Devrimci İşçi Sendikaları Federasyonu Başkanı Koral Aşam, TC Cumhurbaşkanı Recep Tayyip Erdoğan’ın 20 Temmuz’da Meclis’te gerçekleşecek toplantıya katılmama kararı alan CTP ve TDP’yi selamladı
Aşam: DEV-İŞ olarak çok netiz
Aşam, “Bu karar Kıbrıslıtürk toplumsal mücadele adına ölü toprağının üzerimizden atılması anlamına geliyor” dedi. Aşam, dünyayla bütünleşmek, çözüme ve barışa ulaşmak adına gidilmesi gereken yolun birleşik federal bir Kıbrıs olduğunu kaydetti.
Aşam, “Bu çözüm şekli dışındaki önerilerin hepsi hayalciliktir ve başka ajandalara hizmet etmektir” dedi.
Aşam şöyle devam etti:
Alınan boykot kararlarının muhtemeldir ki bir karşılığı olacaktır, o zaman da görev tüm ilerici, demokrat, barış güçlerine düşmektedir. DEV-İŞ olarak çok netiz. Bu anlamda geçmişte de olduğu gibi verilmesi gereken tüm mücadelelerin içinde paydaşlarımızla birlikte en ön saflarda yer alacağız.
Direnenler her zaman kazanamayabilir ancak kazananlar her zaman direnenlerdir.
Aşam’ın açıklaması şöyle:
CTP ve TDP’nin TC Cumhurbaşkanı R.T.Erdoğan’ın KKTC Meclisinde yapacağı konuşmayı boykot kararlarını Devrimci İşçi Sendikaları Federasyonu adına selamlıyoruz.
On yıllardır Kıbrıslı Türk toplumunun verdiği en büyük mücadele olan toplumsal var oluş mücadelesi, CTP ve TDP’nin almış oldukları boykot kararları ile güçlenerek yeni bir ivme kazanmıştır.
Eşitlik, egemenlik, devlet ve bağımsızlık olgularını dillerinden düşürmeyen atanmış azınlık hükümet mensupları, bu olguların yalnızca Kıbrıslırumlar için geçerli olduğu yanılsaması içerisinde Kıbrıslıtürk toplumunu hiçleştirerek görünmez kılmaktadırlar.
Özellikle Cumhurbaşkanlığı seçimi süresince, Kıbrıs’ın kuzeyinde oluşturulan demokrasi vitrininin camı maalesef AKP, MHP ve partili Cumhurbaşkanı Sn Recep Tayyip Erdoğan tarafından pervasızca kırılmıştır. 38 yıldır, Kıbrıslı Türkleri KKTC gibi gerçekleşmeyecek bir duaya amin demeye zorlayanlar, şimdi bu olguyu Kıbrıslı Türkleri tecrit altında tutup muhtaç kılmak için dayatmaya devam etmektedirler.

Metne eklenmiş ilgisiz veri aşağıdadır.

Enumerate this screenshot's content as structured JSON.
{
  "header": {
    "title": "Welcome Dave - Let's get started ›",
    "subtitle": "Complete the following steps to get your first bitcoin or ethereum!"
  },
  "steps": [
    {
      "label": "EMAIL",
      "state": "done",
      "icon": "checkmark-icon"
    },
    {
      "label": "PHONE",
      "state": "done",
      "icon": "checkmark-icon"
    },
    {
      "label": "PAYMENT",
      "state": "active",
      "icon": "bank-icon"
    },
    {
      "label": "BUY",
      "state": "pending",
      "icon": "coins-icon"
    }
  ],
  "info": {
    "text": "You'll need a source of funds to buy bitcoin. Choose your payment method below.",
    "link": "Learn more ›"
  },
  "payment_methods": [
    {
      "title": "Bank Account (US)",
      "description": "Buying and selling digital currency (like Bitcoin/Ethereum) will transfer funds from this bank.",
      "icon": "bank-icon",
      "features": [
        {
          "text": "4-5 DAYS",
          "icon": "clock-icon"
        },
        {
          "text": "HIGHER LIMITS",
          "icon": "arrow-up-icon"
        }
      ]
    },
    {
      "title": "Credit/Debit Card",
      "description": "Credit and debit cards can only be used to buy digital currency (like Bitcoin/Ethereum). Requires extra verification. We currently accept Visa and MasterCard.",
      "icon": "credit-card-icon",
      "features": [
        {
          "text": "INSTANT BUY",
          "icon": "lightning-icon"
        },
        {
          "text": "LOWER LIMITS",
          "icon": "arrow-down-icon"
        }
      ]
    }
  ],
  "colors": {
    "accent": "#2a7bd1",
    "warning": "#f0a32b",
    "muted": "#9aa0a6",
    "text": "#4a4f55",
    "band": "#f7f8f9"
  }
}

Bilinmelidir ki, Kıbrıslı Türklerin kırmızıçizgisi toplumsal varlıkları ve iradeleridir. Bu olgulara gelen her saldırı nereden gelirse gelsin kabul edilemezdir ve demokratik mücadele ile karşılanır.
Bugün CTP ve TDP’nin almış oldukları bu kararlar Kıbrıslı Türk toplumsal mücadele adına ölü toprağının üzerimizden atılması anlamına gelmektedir. Bu anlamda, dünyayla bütünleşmek, çözüme ve barışa ulaşmak, toplumsal varlığımızı geleceğe taşımak adına gidilmesi gereken yol bellidir.
Birleşmiş Milletlerin ilgili kararları doğrultusunda, eşit egemenliğe dayalı, iki toplumlu, iki bölgeli, tek egemenliği ve tek uluslararası kimliği olan birleşik federal bir Kıbrıstır.
Bu çözüm şekli dışındaki önerilerin hepsi hayalciliktir ve başka ajandalara hizmet etmektir. Alınan boykot kararlarının muhtemeldir ki bir karşılığı olacaktır, o zaman da görev tüm ilerici, demokrat, barış güçlerine düşmektedir.
DEV-İŞ olarak çok netiz. Bu anlamda geçmişte de olduğu gibi verilmesi gereken tüm mücadelelerin içinde paydaşlarımızla birlikte en ön saflarda yer alacağız. “Direnenler her zaman kazanamayabilir ancak kazananlar her zaman direnenlerdir”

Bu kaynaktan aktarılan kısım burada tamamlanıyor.